Other Berlusconi ventures are also troubled. Arnoldo Mondadori Editore (MN), a publishing group chaired by his daughter Marina that has 90 magazines in Italy and abroad, reported a 2012 loss of €167 million ($218 million) as sales fell 6 percent to €1.4 billion. Mondadori plans to close four publications and fire almost 100 of its 350 journalists, according to a company spokesperson. Fininvest, the holding company Berlusconi uses to control Mediaset, Mondadori, and other interests such as the AC Milan soccer team, hasn’t paid a dividend since 2010, after eight years of doing so.

Berlusconi, who was prime minister four times and was forced from office a year and a half ago, is also facing a growing list of court dates on charges including tax fraud, wiretapping, and paying a former belly dancer known as Ruby Rubacuori, or “Ruby Thief of Hearts,” for sex when she was 17 years old. “Berlusconi’s problem has always been too many things to look after,” says Giovanni Orsina, a history professor at Luiss-Guido Carli University in Rome. The trials “create a traffic jam for his time and attention.” Piero Longo, one of Berlusconi’s defense attorneys, says his client “is innocent in all the cases.”
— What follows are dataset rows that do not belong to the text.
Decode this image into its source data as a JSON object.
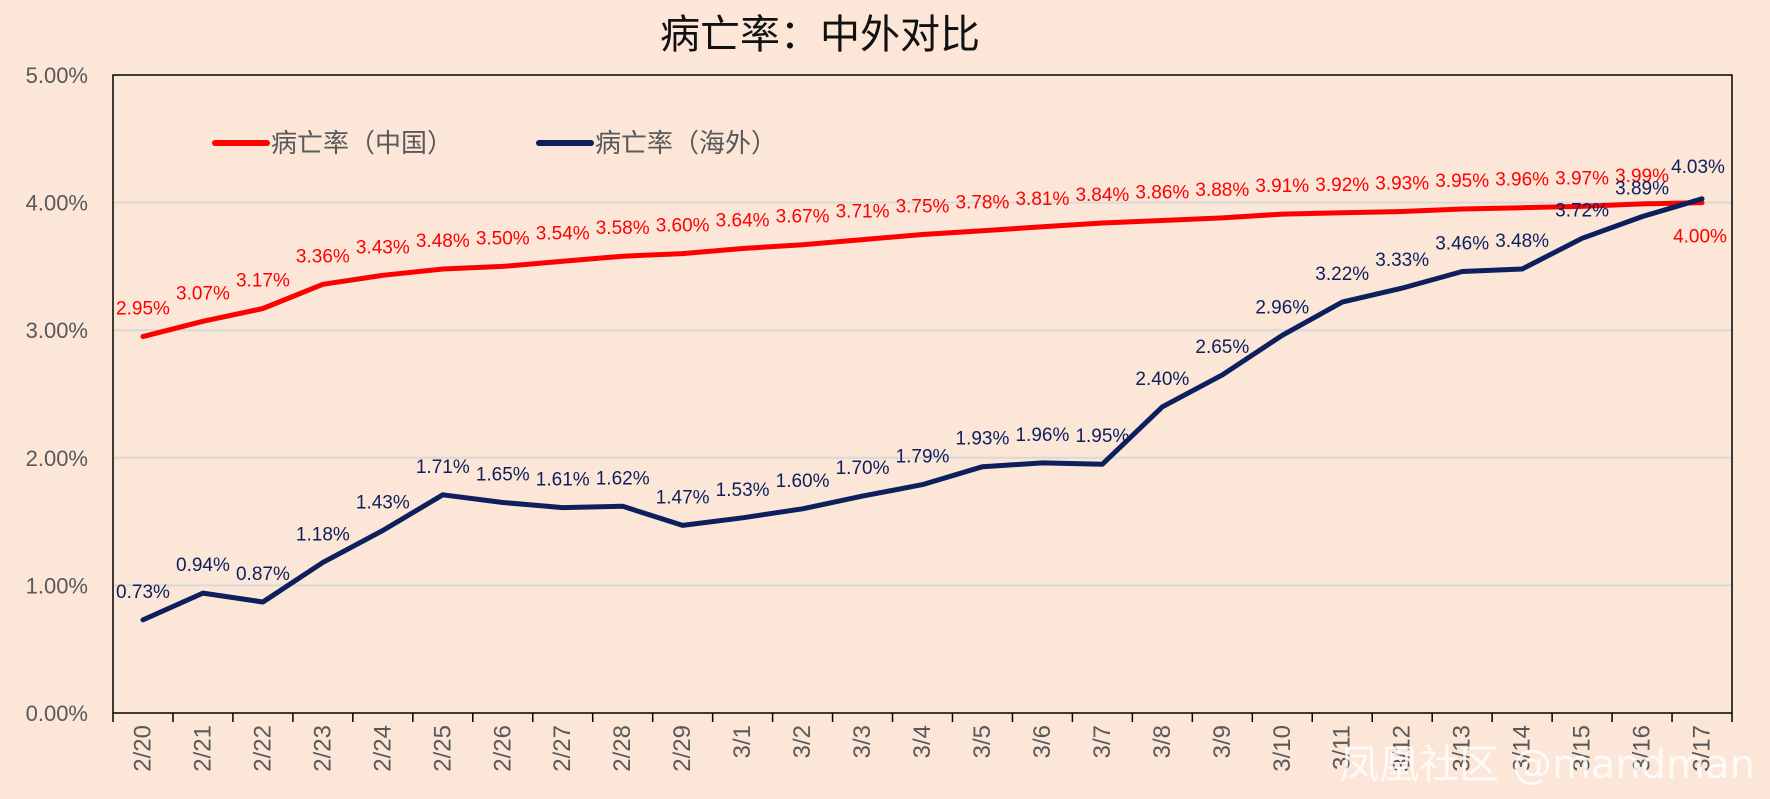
{
  "chart_data": {
    "type": "line",
    "title": "病亡率：中外对比",
    "categories": [
      "2/20",
      "2/21",
      "2/22",
      "2/23",
      "2/24",
      "2/25",
      "2/26",
      "2/27",
      "2/28",
      "2/29",
      "3/1",
      "3/2",
      "3/3",
      "3/4",
      "3/5",
      "3/6",
      "3/7",
      "3/8",
      "3/9",
      "3/10",
      "3/11",
      "3/12",
      "3/13",
      "3/14",
      "3/15",
      "3/16",
      "3/17"
    ],
    "yticks": [
      "0.00%",
      "1.00%",
      "2.00%",
      "3.00%",
      "4.00%",
      "5.00%"
    ],
    "ylim": [
      0,
      5
    ],
    "grid": true,
    "legend_position": "top-left",
    "series": [
      {
        "name": "病亡率（中国）",
        "color": "#ff0000",
        "values": [
          2.95,
          3.07,
          3.17,
          3.36,
          3.43,
          3.48,
          3.5,
          3.54,
          3.58,
          3.6,
          3.64,
          3.67,
          3.71,
          3.75,
          3.78,
          3.81,
          3.84,
          3.86,
          3.88,
          3.91,
          3.92,
          3.93,
          3.95,
          3.96,
          3.97,
          3.99,
          4.0
        ],
        "labels": [
          "2.95%",
          "3.07%",
          "3.17%",
          "3.36%",
          "3.43%",
          "3.48%",
          "3.50%",
          "3.54%",
          "3.58%",
          "3.60%",
          "3.64%",
          "3.67%",
          "3.71%",
          "3.75%",
          "3.78%",
          "3.81%",
          "3.84%",
          "3.86%",
          "3.88%",
          "3.91%",
          "3.92%",
          "3.93%",
          "3.95%",
          "3.96%",
          "3.97%",
          "3.99%",
          "4.00%"
        ]
      },
      {
        "name": "病亡率（海外）",
        "color": "#0d1f5c",
        "values": [
          0.73,
          0.94,
          0.87,
          1.18,
          1.43,
          1.71,
          1.65,
          1.61,
          1.62,
          1.47,
          1.53,
          1.6,
          1.7,
          1.79,
          1.93,
          1.96,
          1.95,
          2.4,
          2.65,
          2.96,
          3.22,
          3.33,
          3.46,
          3.48,
          3.72,
          3.89,
          4.03
        ],
        "labels": [
          "0.73%",
          "0.94%",
          "0.87%",
          "1.18%",
          "1.43%",
          "1.71%",
          "1.65%",
          "1.61%",
          "1.62%",
          "1.47%",
          "1.53%",
          "1.60%",
          "1.70%",
          "1.79%",
          "1.93%",
          "1.96%",
          "1.95%",
          "2.40%",
          "2.65%",
          "2.96%",
          "3.22%",
          "3.33%",
          "3.46%",
          "3.48%",
          "3.72%",
          "3.89%",
          "4.03%"
        ]
      }
    ]
  },
  "watermark": "凤凰社区 @mandman",
  "colors": {
    "background": "#fbe6d8",
    "axis": "#000000",
    "grid": "#d9d9d9"
  }
}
Mediaset’s share price has tumbled 61 percent since the allegations of sex with a minor surfaced in 2010. The company has struggled to contain losses as spending on TV ads dropped 22 percent between 2008 and 2012 in Italy and 42 percent in Spain because of the economic downturn, according to researcher ZenithOptimedia. This year the researcher expects it to fall 5 percent in Italy and 10 percent in Spain. Mediaset is further burdened by expensive sports deals that are crucial to attracting soccer-mad Italians. The company spends about €260 million a year on such contracts, says François Godard, a media analyst at Enders Analysis in Naples. “The football rights are costing the company a fortune, so there’s little money left to spend on big American films,” Godard says.

For 2012, the company posted a loss of €287 million as revenue dropped 12 percent to €3.7 billion. Mediaset is also facing stiff competition from Rupert Murdoch’s pay-TV provider, Sky Italia (NWS). To counter that challenge, Mediaset has held talks with Qatar’s Al Jazeera and French pay-TV channel Canal+ (VIVHY) about forming a partnership.

A Mediaset spokesman says the losses are due to declines in advertising and not any weakness in management.

Of the court cases Berlusconi faces, the most serious is a conviction last October for tax fraud. The 76-year-old billionaire, who describes himself as the most persecuted man in history, was sentenced to four years in prison in the case, in which he allegedly used an offshore company to buy rights to American movies to evade taxes for Mediaset. An appeal will be heard on May 8. And in March, Berlusconi was convicted and received a one-year sentence in a wiretapping case related to the 2006 battle for control of Banca Nazionale del Lavoro. He is appealing that conviction as well. Under Italian law, nonviolent defendants aren’t usually jailed until all appeals have been heard. “He’s been written off before and he’s always managed to come back,” says Claudio Aspesi, a media analyst at Sanford C. Bernstein (AB) in London. “Somehow he’s managed to transform his losses into quasi-victories.”

The bottom line: Berlusconi’s media empire lost $376 million last year and has been forced to cut costs as it faces stiff competition from rivals.